The international development partners such as the WHO, USP, UNIDO, World Bank, Bill and Melinda Gates Foundation etc. are involved in many initiatives in Africa to help improve access to safe, quality and effective medicines. A few of them are highlighted below

• The harmonization efforts in West Africa and Africa being jointly promoted by a group of partners - WAHO (for the West African regional economic community), NEPAD (the African Union’s technical agency for the implementation of medicines regulatory harmonization in Africa), African Union Commission, Pan African Parliament, the United Kingdom Department for International Development, Clinton Health Access Initiatives, WHO (providing the technical support) and funded by the World Bank and the Bill and Melinda Gates foundation is highly celebrated and anticipated to resolve many of the issues facing medicines regulation in West Africa. The overall aim of the African Medicines Regulations Harmonization Initiative (AMRH) is “To improve public health by increasing rapid access to safe and effective medicines of good quality for the treatment of priority diseases” (NEPAD and WHO 2017) and specifically “To reduce the time taken to register essential medicines” (NEPAD and WHO 2017). The potential benefits of the African Medicines Regulations Harmonization Initiative (AMRH) includes the building of regulatory capacity, efficient use of scarce resources, shortened timelines for the registration of essential medicines, industries will prepare only one set of documents for applying to multiple countries, faster access of essential medicines to the communities (NEPAD and WHO 2017). This initiative will help improve access to medicines needed for the Neglected Tropical Diseases and the monitoring of clinical trials for new chemical entities.

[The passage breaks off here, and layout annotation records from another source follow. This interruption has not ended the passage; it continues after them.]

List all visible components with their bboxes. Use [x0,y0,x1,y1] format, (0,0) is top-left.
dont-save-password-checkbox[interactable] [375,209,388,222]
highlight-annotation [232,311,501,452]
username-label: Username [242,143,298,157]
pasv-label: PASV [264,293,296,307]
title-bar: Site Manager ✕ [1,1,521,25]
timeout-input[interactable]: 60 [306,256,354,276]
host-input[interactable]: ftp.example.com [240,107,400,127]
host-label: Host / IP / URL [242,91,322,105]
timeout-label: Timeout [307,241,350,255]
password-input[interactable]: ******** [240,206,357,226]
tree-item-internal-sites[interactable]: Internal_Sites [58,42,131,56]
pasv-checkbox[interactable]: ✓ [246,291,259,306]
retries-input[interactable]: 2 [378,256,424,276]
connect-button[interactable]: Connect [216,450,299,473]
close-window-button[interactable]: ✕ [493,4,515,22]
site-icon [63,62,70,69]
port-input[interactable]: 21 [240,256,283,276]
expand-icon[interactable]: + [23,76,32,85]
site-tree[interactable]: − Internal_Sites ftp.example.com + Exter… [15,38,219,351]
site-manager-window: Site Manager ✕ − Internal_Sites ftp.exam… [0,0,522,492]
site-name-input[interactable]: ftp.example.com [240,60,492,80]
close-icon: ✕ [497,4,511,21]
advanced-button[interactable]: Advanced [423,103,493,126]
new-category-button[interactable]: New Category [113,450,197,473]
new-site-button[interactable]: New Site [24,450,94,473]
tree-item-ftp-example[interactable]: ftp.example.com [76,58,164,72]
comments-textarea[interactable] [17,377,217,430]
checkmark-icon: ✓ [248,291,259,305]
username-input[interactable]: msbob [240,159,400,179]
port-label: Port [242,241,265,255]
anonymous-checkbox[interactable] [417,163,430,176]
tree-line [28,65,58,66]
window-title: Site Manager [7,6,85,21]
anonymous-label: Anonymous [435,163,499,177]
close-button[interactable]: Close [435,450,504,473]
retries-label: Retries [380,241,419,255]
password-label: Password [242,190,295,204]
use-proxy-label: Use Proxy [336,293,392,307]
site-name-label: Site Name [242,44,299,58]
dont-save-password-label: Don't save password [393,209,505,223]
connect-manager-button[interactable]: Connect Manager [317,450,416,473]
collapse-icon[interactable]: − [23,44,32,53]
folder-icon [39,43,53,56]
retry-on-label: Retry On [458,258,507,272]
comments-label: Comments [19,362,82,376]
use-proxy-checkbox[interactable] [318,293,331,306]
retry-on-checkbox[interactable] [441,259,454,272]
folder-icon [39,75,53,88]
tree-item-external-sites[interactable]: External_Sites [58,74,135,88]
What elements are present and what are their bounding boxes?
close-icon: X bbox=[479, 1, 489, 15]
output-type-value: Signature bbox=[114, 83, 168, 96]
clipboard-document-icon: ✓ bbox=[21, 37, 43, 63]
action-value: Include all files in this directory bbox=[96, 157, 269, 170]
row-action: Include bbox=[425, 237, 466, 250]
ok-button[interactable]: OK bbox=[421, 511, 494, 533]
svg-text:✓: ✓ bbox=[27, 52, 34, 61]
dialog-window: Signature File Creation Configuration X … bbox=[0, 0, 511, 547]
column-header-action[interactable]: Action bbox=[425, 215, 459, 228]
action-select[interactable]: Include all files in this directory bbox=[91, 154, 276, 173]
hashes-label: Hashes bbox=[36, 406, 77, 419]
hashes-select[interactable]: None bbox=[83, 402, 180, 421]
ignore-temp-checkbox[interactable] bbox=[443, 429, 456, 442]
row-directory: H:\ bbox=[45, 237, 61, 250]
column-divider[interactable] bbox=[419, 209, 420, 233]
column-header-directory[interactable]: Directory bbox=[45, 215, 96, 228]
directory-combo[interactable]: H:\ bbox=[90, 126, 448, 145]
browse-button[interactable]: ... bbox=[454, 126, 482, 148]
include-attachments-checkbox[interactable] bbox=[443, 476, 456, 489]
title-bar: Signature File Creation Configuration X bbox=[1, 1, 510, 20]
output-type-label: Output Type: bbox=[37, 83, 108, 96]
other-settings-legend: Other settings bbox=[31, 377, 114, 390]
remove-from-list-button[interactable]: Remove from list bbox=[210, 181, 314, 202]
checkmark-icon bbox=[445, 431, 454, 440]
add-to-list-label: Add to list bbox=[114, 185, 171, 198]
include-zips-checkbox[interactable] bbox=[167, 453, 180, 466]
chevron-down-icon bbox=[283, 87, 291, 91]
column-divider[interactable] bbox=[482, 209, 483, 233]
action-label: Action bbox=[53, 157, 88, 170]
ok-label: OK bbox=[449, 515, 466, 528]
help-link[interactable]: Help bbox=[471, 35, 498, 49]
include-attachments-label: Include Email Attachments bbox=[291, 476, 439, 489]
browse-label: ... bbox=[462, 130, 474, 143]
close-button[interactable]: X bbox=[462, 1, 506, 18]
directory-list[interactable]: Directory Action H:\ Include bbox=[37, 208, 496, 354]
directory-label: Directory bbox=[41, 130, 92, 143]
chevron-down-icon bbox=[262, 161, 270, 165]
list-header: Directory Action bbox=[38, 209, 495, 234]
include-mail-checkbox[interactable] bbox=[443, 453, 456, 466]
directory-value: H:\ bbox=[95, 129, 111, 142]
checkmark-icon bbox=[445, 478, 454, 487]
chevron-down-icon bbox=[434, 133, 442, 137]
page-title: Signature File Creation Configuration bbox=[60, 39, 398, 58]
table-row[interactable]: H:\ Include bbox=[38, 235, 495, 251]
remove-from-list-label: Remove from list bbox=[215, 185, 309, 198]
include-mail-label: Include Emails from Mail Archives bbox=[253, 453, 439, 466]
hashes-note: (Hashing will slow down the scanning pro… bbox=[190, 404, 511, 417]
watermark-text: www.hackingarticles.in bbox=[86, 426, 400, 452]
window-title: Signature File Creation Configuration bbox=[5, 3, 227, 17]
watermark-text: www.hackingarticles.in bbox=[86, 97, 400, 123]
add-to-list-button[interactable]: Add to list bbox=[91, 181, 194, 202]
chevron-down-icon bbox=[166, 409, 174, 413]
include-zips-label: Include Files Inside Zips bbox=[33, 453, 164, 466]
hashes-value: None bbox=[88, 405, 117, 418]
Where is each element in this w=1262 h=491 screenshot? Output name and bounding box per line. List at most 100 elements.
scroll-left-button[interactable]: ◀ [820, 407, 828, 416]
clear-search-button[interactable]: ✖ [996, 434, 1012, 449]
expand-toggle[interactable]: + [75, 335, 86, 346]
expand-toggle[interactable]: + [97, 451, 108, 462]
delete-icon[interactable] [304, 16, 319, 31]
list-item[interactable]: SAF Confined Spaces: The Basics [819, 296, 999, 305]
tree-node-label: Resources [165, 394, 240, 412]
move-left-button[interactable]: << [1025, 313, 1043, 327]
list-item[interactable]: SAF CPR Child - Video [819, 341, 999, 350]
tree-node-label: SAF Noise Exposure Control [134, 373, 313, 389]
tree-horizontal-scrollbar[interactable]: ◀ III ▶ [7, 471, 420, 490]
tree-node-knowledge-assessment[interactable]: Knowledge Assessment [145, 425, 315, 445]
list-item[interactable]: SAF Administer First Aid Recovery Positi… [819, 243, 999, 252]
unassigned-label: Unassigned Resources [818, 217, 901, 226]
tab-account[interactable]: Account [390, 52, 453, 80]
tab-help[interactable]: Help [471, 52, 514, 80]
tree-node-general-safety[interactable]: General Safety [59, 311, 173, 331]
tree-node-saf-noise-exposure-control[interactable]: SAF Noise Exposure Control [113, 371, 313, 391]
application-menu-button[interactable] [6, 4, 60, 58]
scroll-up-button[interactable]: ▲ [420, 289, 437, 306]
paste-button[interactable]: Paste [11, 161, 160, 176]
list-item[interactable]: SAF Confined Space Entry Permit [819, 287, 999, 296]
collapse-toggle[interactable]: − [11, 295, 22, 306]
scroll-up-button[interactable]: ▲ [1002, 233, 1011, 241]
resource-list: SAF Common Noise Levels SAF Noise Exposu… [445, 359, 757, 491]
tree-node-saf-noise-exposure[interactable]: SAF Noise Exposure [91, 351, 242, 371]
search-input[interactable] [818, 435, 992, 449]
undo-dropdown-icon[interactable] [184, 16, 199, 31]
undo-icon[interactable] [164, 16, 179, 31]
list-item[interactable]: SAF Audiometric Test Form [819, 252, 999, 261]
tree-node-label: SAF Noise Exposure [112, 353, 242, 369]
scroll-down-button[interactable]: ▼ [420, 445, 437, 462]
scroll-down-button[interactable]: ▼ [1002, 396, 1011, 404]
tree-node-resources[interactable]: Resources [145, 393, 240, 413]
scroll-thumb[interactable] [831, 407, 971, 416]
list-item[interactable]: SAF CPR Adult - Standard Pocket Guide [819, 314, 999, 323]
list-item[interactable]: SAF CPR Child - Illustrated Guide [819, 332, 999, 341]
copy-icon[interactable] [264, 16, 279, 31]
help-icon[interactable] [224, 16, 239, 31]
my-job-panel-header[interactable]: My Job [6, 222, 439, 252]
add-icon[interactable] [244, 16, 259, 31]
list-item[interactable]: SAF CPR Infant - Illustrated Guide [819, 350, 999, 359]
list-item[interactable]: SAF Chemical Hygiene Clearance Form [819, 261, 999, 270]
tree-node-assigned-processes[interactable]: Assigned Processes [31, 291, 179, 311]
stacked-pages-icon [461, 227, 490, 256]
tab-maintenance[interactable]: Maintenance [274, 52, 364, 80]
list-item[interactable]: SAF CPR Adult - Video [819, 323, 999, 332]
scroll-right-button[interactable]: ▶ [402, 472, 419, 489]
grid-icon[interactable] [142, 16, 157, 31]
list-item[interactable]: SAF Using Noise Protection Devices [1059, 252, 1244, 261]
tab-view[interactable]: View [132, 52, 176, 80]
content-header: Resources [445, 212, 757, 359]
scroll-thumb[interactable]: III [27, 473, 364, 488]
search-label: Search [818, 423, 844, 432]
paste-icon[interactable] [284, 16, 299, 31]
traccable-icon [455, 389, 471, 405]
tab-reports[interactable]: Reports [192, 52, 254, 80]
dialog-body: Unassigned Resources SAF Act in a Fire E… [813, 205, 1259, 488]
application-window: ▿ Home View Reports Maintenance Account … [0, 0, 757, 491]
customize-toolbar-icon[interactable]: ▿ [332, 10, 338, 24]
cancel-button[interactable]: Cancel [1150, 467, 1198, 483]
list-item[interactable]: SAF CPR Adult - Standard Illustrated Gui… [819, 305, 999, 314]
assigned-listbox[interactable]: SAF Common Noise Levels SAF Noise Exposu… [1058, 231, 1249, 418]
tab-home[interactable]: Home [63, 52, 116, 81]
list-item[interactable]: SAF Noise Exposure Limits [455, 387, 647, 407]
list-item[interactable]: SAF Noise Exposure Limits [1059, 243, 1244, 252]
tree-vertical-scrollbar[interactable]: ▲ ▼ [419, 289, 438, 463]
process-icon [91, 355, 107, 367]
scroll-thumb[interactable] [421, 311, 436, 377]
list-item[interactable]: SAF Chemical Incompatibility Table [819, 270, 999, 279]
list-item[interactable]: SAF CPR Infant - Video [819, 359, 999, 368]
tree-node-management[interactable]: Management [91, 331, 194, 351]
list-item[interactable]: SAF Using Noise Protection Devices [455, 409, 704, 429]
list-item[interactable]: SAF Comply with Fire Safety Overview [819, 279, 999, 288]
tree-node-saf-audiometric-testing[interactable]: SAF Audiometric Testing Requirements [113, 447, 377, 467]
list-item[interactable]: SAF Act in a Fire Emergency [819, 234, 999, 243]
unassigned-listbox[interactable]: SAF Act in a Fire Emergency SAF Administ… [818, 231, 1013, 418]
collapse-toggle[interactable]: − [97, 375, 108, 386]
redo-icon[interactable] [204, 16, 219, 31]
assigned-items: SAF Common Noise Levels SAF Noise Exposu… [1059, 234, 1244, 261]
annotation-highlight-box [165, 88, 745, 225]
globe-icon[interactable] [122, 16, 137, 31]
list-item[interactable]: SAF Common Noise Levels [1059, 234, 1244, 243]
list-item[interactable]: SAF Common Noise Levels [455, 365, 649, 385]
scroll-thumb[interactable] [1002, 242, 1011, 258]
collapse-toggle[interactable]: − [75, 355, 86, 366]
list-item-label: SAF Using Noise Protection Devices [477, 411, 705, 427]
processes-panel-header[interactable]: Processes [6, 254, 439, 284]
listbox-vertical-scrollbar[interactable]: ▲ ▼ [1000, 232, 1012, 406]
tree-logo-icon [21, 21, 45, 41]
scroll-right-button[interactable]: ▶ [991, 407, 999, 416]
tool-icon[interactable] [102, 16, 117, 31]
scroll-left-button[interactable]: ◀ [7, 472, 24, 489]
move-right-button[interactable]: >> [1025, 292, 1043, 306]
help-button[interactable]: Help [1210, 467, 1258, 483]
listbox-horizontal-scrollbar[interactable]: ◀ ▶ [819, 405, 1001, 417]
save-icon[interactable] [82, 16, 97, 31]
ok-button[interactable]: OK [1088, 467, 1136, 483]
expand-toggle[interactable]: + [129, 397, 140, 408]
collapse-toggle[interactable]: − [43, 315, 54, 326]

• The Pharmaceutical Manufacturing Plan for Africa (PMPA) is another laudable venture. The PMPA was adopted by the Conference of African Ministers of Health in April 2007 and was endorsed by the Heads of State and Government in Accra in July 2007 (The African Union Commission 2012). According to the African Union Commission, the main objectives of the PMPA venture is “to increase access to affordable quality medicines and to ensure a sustainable supply which will provide improved public health out-comes as well as deliver associated economic development.” (The African Union Commission 2012). Its business plan includes the implementation of a “GMP road Map” (The African Union Commission 2012). The African Union Commission is working with UNIDO to implement the GMP road map. It is hoped that this venture will build the capacity of local Pharmaceutical manufacturing facilities helping them to meet international standards in the manufacture of medicines and thus alleviate the issue of substandard medicines in Africa. The GMP road Map is “a risk-based, phased approach to WHO GMP compliance” which involves 3 steps: Collecting baseline data on existing manufacturing practices, evaluation of gathered information and identification of the main common technical challenges and Design of a GMP roadmap based on the evaluation results (United Nations Industrial Development Organization 2015)

• Other initiatives include the training and support of regulators and industry practitioners by the USP.

Conclusions

The journey to sustainable manufacturing and access to safe, quality, and effective medicines in Africa seems long, arduous and risky, and the end seems too far off. However, as the common saying goes - “the journey of a thousand miles always begins with one determined and purposeful step”. Africans and to be specific, West Africans have started the long walk to providing safe, quality and effective medicines for its people. The steps should be progressive and fast because lives are involved. This article has highlighted the challenges, which are numerous and seem mountainous - lack of adequate support from the government, human resources issues, relatively weak regulatory capacity, medicines manufacturing challenges. However, with the current initiatives – the African Medicines Regulations Harmonization, the PMPA, the GMP Road Map - being implemented, the goal can be achieved. All stakeholders – the government, NMRAs, manufacturers, regulatory consultants, the patient and development partners must work together in an intricate web of activities to overcome these challenges.